D = 1:10 mit zehnmaliger Verschüttelung bei jedem Schritt,
C = 1:100 mit zehnmaliger Verschüttelung bei jedem Schritt,
LM = 1: 50.000 mit hundertmaliger Verschüttelung bei jedem Schritt.
 
Die Wahl der richtigen Potenz hängt vom jeweiligen Krankheitszustand des Patienten ab. Im Vergleich zum
richtigen Arzneimittel ist die Potenz jedoch zweitrangig.

Bei akuten und organischen Erkrankungen werden i.d.R. tiefere Potenzen eingesetzt.

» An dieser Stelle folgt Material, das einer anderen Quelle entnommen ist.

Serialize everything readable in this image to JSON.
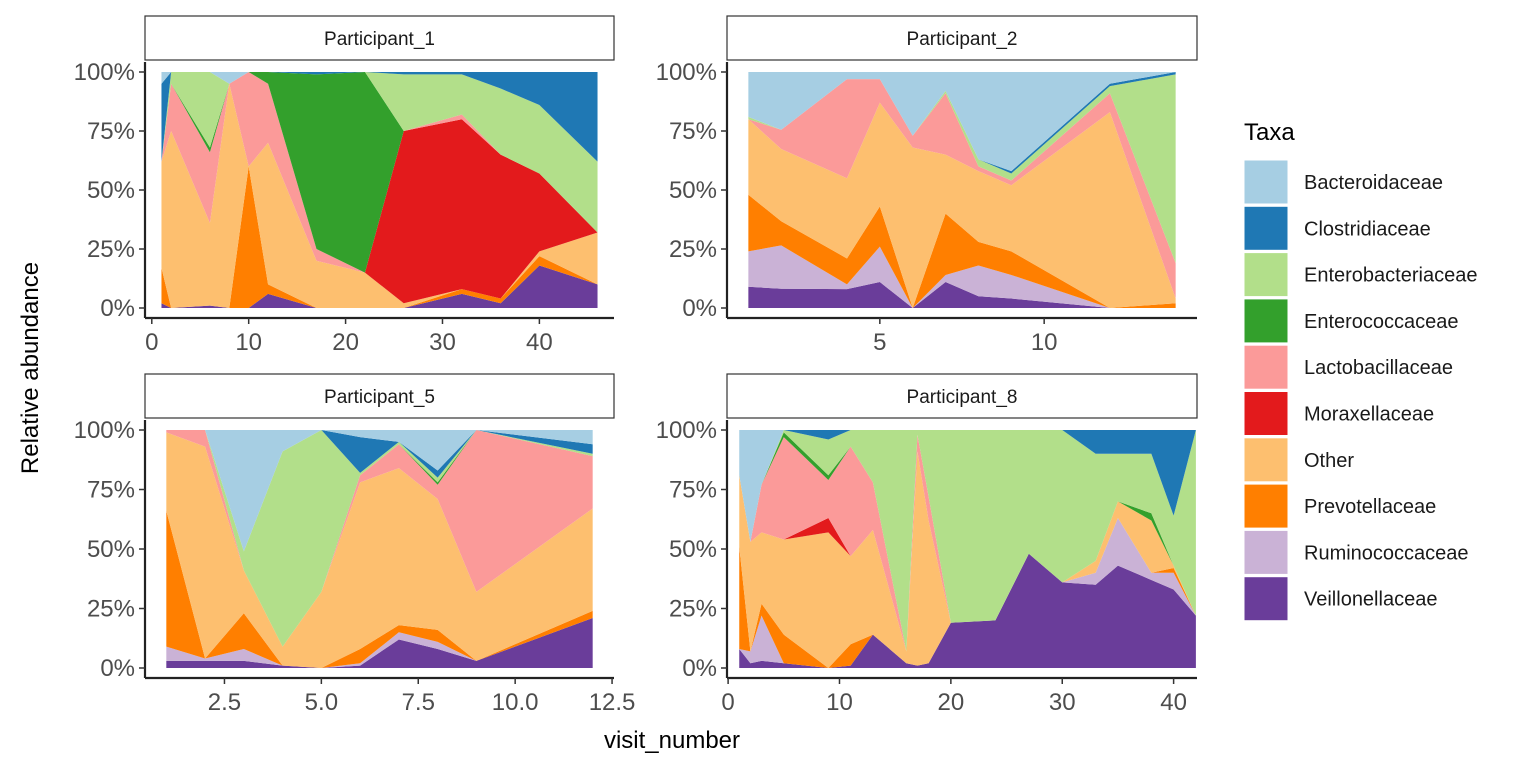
{
  "chart_data": {
    "type": "area",
    "stacked": true,
    "normalized": true,
    "xlabel": "visit_number",
    "ylabel": "Relative abundance",
    "ylim": [
      0,
      1
    ],
    "y_ticks": [
      "0%",
      "25%",
      "50%",
      "75%",
      "100%"
    ],
    "legend": {
      "title": "Taxa",
      "position": "right",
      "order": [
        "Bacteroidaceae",
        "Clostridiaceae",
        "Enterobacteriaceae",
        "Enterococcaceae",
        "Lactobacillaceae",
        "Moraxellaceae",
        "Other",
        "Prevotellaceae",
        "Ruminococcaceae",
        "Veillonellaceae"
      ]
    },
    "colors": {
      "Bacteroidaceae": "#A6CEE3",
      "Clostridiaceae": "#1F78B4",
      "Enterobacteriaceae": "#B2DF8A",
      "Enterococcaceae": "#33A02C",
      "Lactobacillaceae": "#FB9A99",
      "Moraxellaceae": "#E31A1C",
      "Other": "#FDBF6F",
      "Prevotellaceae": "#FF7F00",
      "Ruminococcaceae": "#CAB2D6",
      "Veillonellaceae": "#6A3D9A"
    },
    "facets": [
      {
        "strip": "Participant_1",
        "xlim": [
          -0.7,
          47.7
        ],
        "x_ticks": [
          {
            "v": 0,
            "label": "0"
          },
          {
            "v": 10,
            "label": "10"
          },
          {
            "v": 20,
            "label": "20"
          },
          {
            "v": 30,
            "label": "30"
          },
          {
            "v": 40,
            "label": "40"
          }
        ],
        "x": [
          1,
          2,
          6,
          8,
          10,
          12,
          17,
          22,
          26,
          32,
          36,
          40,
          46
        ],
        "series": {
          "Veillonellaceae": [
            0.02,
            0.0,
            0.01,
            0.0,
            0.0,
            0.06,
            0.0,
            0.0,
            0.0,
            0.06,
            0.02,
            0.18,
            0.1
          ],
          "Ruminococcaceae": [
            0.0,
            0.0,
            0.0,
            0.0,
            0.0,
            0.0,
            0.0,
            0.0,
            0.0,
            0.0,
            0.0,
            0.0,
            0.0
          ],
          "Prevotellaceae": [
            0.15,
            0.0,
            0.0,
            0.0,
            0.6,
            0.04,
            0.0,
            0.0,
            0.0,
            0.02,
            0.02,
            0.04,
            0.0
          ],
          "Other": [
            0.45,
            0.75,
            0.35,
            0.95,
            0.0,
            0.6,
            0.2,
            0.15,
            0.02,
            0.0,
            0.0,
            0.02,
            0.22
          ],
          "Moraxellaceae": [
            0.0,
            0.0,
            0.0,
            0.0,
            0.0,
            0.0,
            0.0,
            0.0,
            0.73,
            0.72,
            0.61,
            0.33,
            0.0
          ],
          "Lactobacillaceae": [
            0.0,
            0.2,
            0.3,
            0.0,
            0.4,
            0.25,
            0.05,
            0.0,
            0.0,
            0.02,
            0.0,
            0.0,
            0.0
          ],
          "Enterococcaceae": [
            0.0,
            0.0,
            0.02,
            0.0,
            0.0,
            0.05,
            0.74,
            0.85,
            0.0,
            0.0,
            0.0,
            0.0,
            0.0
          ],
          "Enterobacteriaceae": [
            0.0,
            0.05,
            0.32,
            0.0,
            0.0,
            0.0,
            0.0,
            0.0,
            0.24,
            0.17,
            0.28,
            0.29,
            0.3
          ],
          "Clostridiaceae": [
            0.33,
            0.0,
            0.0,
            0.0,
            0.0,
            0.0,
            0.01,
            0.0,
            0.01,
            0.01,
            0.07,
            0.14,
            0.38
          ],
          "Bacteroidaceae": [
            0.05,
            0.0,
            0.0,
            0.05,
            0.0,
            0.0,
            0.0,
            0.0,
            0.0,
            0.0,
            0.0,
            0.0,
            0.0
          ]
        }
      },
      {
        "strip": "Participant_2",
        "xlim": [
          0.35,
          14.65
        ],
        "x_ticks": [
          {
            "v": 5,
            "label": "5"
          },
          {
            "v": 10,
            "label": "10"
          }
        ],
        "x": [
          1,
          2,
          4,
          5,
          6,
          7,
          8,
          9,
          12,
          14
        ],
        "series": {
          "Veillonellaceae": [
            0.09,
            0.08,
            0.08,
            0.11,
            0.0,
            0.11,
            0.05,
            0.04,
            0.0,
            0.0
          ],
          "Ruminococcaceae": [
            0.15,
            0.18,
            0.02,
            0.15,
            0.0,
            0.03,
            0.13,
            0.1,
            0.0,
            0.0
          ],
          "Prevotellaceae": [
            0.24,
            0.1,
            0.11,
            0.17,
            0.0,
            0.26,
            0.1,
            0.1,
            0.0,
            0.02
          ],
          "Other": [
            0.32,
            0.3,
            0.34,
            0.44,
            0.68,
            0.25,
            0.3,
            0.28,
            0.83,
            0.02
          ],
          "Moraxellaceae": [
            0.0,
            0.0,
            0.0,
            0.0,
            0.0,
            0.0,
            0.0,
            0.0,
            0.0,
            0.0
          ],
          "Lactobacillaceae": [
            0.0,
            0.08,
            0.42,
            0.1,
            0.05,
            0.26,
            0.02,
            0.02,
            0.08,
            0.15
          ],
          "Enterococcaceae": [
            0.0,
            0.0,
            0.0,
            0.0,
            0.0,
            0.0,
            0.0,
            0.0,
            0.0,
            0.0
          ],
          "Enterobacteriaceae": [
            0.01,
            0.0,
            0.0,
            0.0,
            0.0,
            0.01,
            0.03,
            0.03,
            0.03,
            0.8
          ],
          "Clostridiaceae": [
            0.0,
            0.0,
            0.0,
            0.0,
            0.0,
            0.0,
            0.0,
            0.01,
            0.01,
            0.01
          ],
          "Bacteroidaceae": [
            0.19,
            0.24,
            0.03,
            0.03,
            0.27,
            0.08,
            0.37,
            0.42,
            0.05,
            0.0
          ]
        }
      },
      {
        "strip": "Participant_5",
        "xlim": [
          0.45,
          12.55
        ],
        "x_ticks": [
          {
            "v": 2.5,
            "label": "2.5"
          },
          {
            "v": 5,
            "label": "5.0"
          },
          {
            "v": 7.5,
            "label": "7.5"
          },
          {
            "v": 10,
            "label": "10.0"
          },
          {
            "v": 12.5,
            "label": "12.5"
          }
        ],
        "x": [
          1,
          2,
          3,
          4,
          5,
          6,
          7,
          8,
          9,
          12
        ],
        "series": {
          "Veillonellaceae": [
            0.03,
            0.03,
            0.03,
            0.01,
            0.0,
            0.01,
            0.12,
            0.08,
            0.03,
            0.21
          ],
          "Ruminococcaceae": [
            0.06,
            0.01,
            0.05,
            0.0,
            0.0,
            0.01,
            0.03,
            0.03,
            0.0,
            0.0
          ],
          "Prevotellaceae": [
            0.57,
            0.0,
            0.15,
            0.0,
            0.0,
            0.06,
            0.03,
            0.05,
            0.0,
            0.03
          ],
          "Other": [
            0.33,
            0.89,
            0.18,
            0.08,
            0.32,
            0.7,
            0.66,
            0.55,
            0.29,
            0.43
          ],
          "Moraxellaceae": [
            0.0,
            0.0,
            0.0,
            0.0,
            0.0,
            0.0,
            0.0,
            0.0,
            0.0,
            0.0
          ],
          "Lactobacillaceae": [
            0.01,
            0.07,
            0.0,
            0.0,
            0.0,
            0.03,
            0.1,
            0.06,
            0.68,
            0.22
          ],
          "Enterococcaceae": [
            0.0,
            0.0,
            0.0,
            0.0,
            0.0,
            0.0,
            0.0,
            0.01,
            0.0,
            0.0
          ],
          "Enterobacteriaceae": [
            0.0,
            0.0,
            0.08,
            0.82,
            0.68,
            0.01,
            0.01,
            0.02,
            0.0,
            0.01
          ],
          "Clostridiaceae": [
            0.0,
            0.0,
            0.0,
            0.0,
            0.0,
            0.15,
            0.0,
            0.03,
            0.0,
            0.04
          ],
          "Bacteroidaceae": [
            0.0,
            0.0,
            0.51,
            0.09,
            0.0,
            0.03,
            0.05,
            0.17,
            0.0,
            0.06
          ]
        }
      },
      {
        "strip": "Participant_8",
        "xlim": [
          -0.1,
          42.1
        ],
        "x_ticks": [
          {
            "v": 0,
            "label": "0"
          },
          {
            "v": 10,
            "label": "10"
          },
          {
            "v": 20,
            "label": "20"
          },
          {
            "v": 30,
            "label": "30"
          },
          {
            "v": 40,
            "label": "40"
          }
        ],
        "x": [
          1,
          2,
          3,
          5,
          9,
          11,
          13,
          16,
          17,
          18,
          20,
          24,
          27,
          30,
          33,
          35,
          38,
          40,
          42
        ],
        "series": {
          "Veillonellaceae": [
            0.08,
            0.02,
            0.03,
            0.02,
            0.0,
            0.01,
            0.14,
            0.02,
            0.01,
            0.02,
            0.19,
            0.2,
            0.48,
            0.36,
            0.35,
            0.43,
            0.37,
            0.33,
            0.22
          ],
          "Ruminococcaceae": [
            0.0,
            0.05,
            0.19,
            0.0,
            0.0,
            0.0,
            0.0,
            0.0,
            0.0,
            0.0,
            0.0,
            0.0,
            0.0,
            0.0,
            0.05,
            0.2,
            0.03,
            0.07,
            0.0
          ],
          "Prevotellaceae": [
            0.43,
            0.0,
            0.05,
            0.12,
            0.0,
            0.09,
            0.0,
            0.0,
            0.0,
            0.0,
            0.0,
            0.0,
            0.0,
            0.0,
            0.0,
            0.0,
            0.0,
            0.02,
            0.0
          ],
          "Other": [
            0.3,
            0.46,
            0.3,
            0.4,
            0.57,
            0.37,
            0.44,
            0.05,
            0.9,
            0.6,
            0.0,
            0.0,
            0.0,
            0.0,
            0.05,
            0.07,
            0.22,
            0.01,
            0.0
          ],
          "Moraxellaceae": [
            0.0,
            0.0,
            0.0,
            0.0,
            0.06,
            0.0,
            0.0,
            0.0,
            0.0,
            0.0,
            0.0,
            0.0,
            0.0,
            0.0,
            0.0,
            0.0,
            0.0,
            0.0,
            0.0
          ],
          "Lactobacillaceae": [
            0.0,
            0.0,
            0.2,
            0.43,
            0.16,
            0.46,
            0.2,
            0.0,
            0.07,
            0.1,
            0.0,
            0.0,
            0.0,
            0.0,
            0.0,
            0.0,
            0.0,
            0.0,
            0.0
          ],
          "Enterococcaceae": [
            0.0,
            0.0,
            0.0,
            0.02,
            0.02,
            0.0,
            0.0,
            0.0,
            0.0,
            0.0,
            0.0,
            0.0,
            0.0,
            0.0,
            0.0,
            0.0,
            0.03,
            0.0,
            0.0
          ],
          "Enterobacteriaceae": [
            0.0,
            0.0,
            0.0,
            0.01,
            0.15,
            0.07,
            0.22,
            0.93,
            0.02,
            0.28,
            0.81,
            0.8,
            0.52,
            0.64,
            0.45,
            0.2,
            0.25,
            0.21,
            0.78
          ],
          "Clostridiaceae": [
            0.0,
            0.0,
            0.0,
            0.0,
            0.04,
            0.0,
            0.0,
            0.0,
            0.0,
            0.0,
            0.0,
            0.0,
            0.0,
            0.0,
            0.1,
            0.1,
            0.1,
            0.36,
            0.0
          ],
          "Bacteroidaceae": [
            0.19,
            0.47,
            0.23,
            0.0,
            0.0,
            0.0,
            0.0,
            0.0,
            0.0,
            0.0,
            0.0,
            0.0,
            0.0,
            0.0,
            0.0,
            0.0,
            0.0,
            0.0,
            0.0
          ]
        }
      }
    ]
  }
}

Hingegen bei
psychischen Erkrankungen eher höhere Potenzen.
 
Die klassische Homöopatie behandelt den ganzen Patienten und berücksichtigt alle Symptome, besonders die
des Gemüts.
 
D.h. 
  Körper
 ► Psyche
 Erbliche Vorbelastungen
 ► Charaktereigenschaften
 ► Vorlieben und Abneigungen
 Akute und alte Krankheiten
   
Homöopathie ist keine Pflanzenheilkunde!   
Verwendete Substanzen sind Pflanzen, Tiere und deren Gifte oder Produkte, Mineralien, Metalle,
K
rankheitserreger ( bei Nosoden )
 
Generell gilt
Homöopathie wirkt bei allen Lebewesen!
Die Kunst des Therapeuten liegt darin, das jeweilig passende Similie zu finden, wobei Geduld und Zeit sehr wichtige Bestandteile für eine erfolgreiche Behandlung sind!